From such survey data was born countless headlines that all basically screamed, “Most AI projects fail.” Implicit in such headlines is an accusation that the technology behind AI is immature. While AI will undoubtedly continue to advance, the fundamental truth is somewhat different.
For one thing, as analyst Lawrence Hecht once told me, sometimes executive ambition to go big on AI exceeds a company’s ability to deliver: “These projects are destined to fail if there is no underlying technology need. Yes, I understand that C-levels are needed to lead everyone towards change, but sometimes it seems it’s just for change’s sake.” The problem isn’t so much that “AI is failing” as we are failing to properly prepare for what we expect AI to do.
And here youth might be at fault, at least in part.
After all, there’s an absolute glut of ill-prepared but over-hyped junior data scientists entering the industry, ready to R their way to success, as Vicki Boykis has called out.
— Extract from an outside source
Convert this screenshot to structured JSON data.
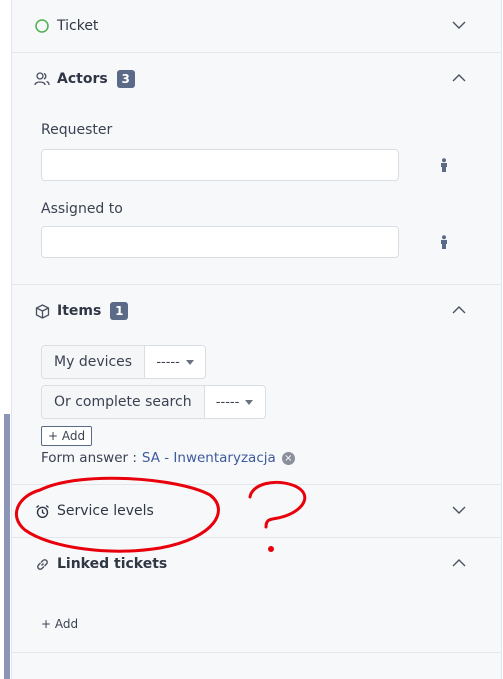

Unfortunately, they may be trying to solve the wrong problems with the wrong technologies, she notes: “The reality is that ‘data science’ has never been as much about machine learning as it has about cleaning, shaping data, and moving it from place to place.”
AI, in other words, might be a bit more basic than thought. It also might be failing for reasons that have nothing to do with the technology. And maybe, just maybe, it’s not really failing at all. At least, no more so than other IT projects.
According to Thomas Dinsmore, “AI projects are no more or less likely to fail than any other IT project.” He goes on to explain in more detail:
Projects rarely fail because technology does not do what it is supposed to do. Projects fail because the buyer wants something the technology isn’t designed to deliver, or the organization cuts corners on implementation…. AI projects are the same as ERP projects or any other IT project. They succeed or fail based on the organization’s project management processes.
In sum, it might be fun to bury AI prematurely, just as we’ve tried to bury data centers long before they’re dead. In each case we’re displaying an understandable, if naive, desire to get to the future as fast as possible, and then an impatience when the future takes time. In cloud and AI, as in so many other things, the truth is much more nuanced than any headline can portray.